Now of course, as the Beavis case has changed the way penalties are interpreted, this fiction can be conveniently discarded.
But having been lied to consistently for over 3 years, why on earth would POPLA believe anything a parking company states?
Parking companies have been caught lying time and again regarding their contracts with operaters - not only with POPLA, but also in court. ParkingEye, for instance, redacted the contract in the ParkingEye v Beavis case to hide the fact they were apparently acting as agent of the landowner. This would of course have made the charge invalid, as the landowner instructed ParkingEye to cancel the charge, but they refused.
In this latest case, reported on pepipoo, the operator did produce a contact...which blew their case out of the water. The operator was Horizon and the landowner, Sainsbury clearly did not want over-aggressive parking enforcement, because the contract contained a clause limiting charges for overstays.
"Overstaying the parking time limit for repeat offences, from the second occurrence onwards, when parking within a time allowed restricted car park"

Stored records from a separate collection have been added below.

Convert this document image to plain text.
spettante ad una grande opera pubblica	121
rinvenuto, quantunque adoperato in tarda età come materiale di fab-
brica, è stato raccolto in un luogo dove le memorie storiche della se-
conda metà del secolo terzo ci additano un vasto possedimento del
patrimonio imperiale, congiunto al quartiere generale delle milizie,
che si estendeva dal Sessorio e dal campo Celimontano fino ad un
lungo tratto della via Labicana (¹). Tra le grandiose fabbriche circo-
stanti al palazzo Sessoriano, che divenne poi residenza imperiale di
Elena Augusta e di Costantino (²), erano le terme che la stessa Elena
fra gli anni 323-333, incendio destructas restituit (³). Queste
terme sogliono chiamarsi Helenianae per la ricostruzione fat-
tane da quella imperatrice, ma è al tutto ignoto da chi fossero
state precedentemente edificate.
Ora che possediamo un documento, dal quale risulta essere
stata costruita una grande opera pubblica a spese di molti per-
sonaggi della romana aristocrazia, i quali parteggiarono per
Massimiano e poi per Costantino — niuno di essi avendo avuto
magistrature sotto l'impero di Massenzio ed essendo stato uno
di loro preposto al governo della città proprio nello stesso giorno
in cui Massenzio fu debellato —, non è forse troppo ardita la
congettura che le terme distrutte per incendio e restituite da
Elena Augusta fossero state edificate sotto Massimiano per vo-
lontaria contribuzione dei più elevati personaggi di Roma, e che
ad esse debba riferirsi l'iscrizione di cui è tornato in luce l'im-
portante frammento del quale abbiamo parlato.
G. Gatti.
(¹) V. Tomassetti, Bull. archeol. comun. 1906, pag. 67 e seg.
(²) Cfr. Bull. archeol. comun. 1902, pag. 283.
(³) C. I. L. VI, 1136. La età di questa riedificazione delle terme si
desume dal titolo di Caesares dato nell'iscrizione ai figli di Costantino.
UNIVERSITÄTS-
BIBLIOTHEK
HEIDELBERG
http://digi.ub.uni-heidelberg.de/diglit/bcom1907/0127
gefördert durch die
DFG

The charge was therefore clearly invalid, and Horizon should never have issued it. However, this begs the question; how many other charges issued over the years are actually invalid, and should not have been issued?
The clear inference is that the boiler-plate landowner witness statements have no legitimacy, and that if operators wish to prove their right to operate a copy of the landowner contract is essential proof. This can of course be redacted with regard to the actual costs, but not the relevant terms and conditions.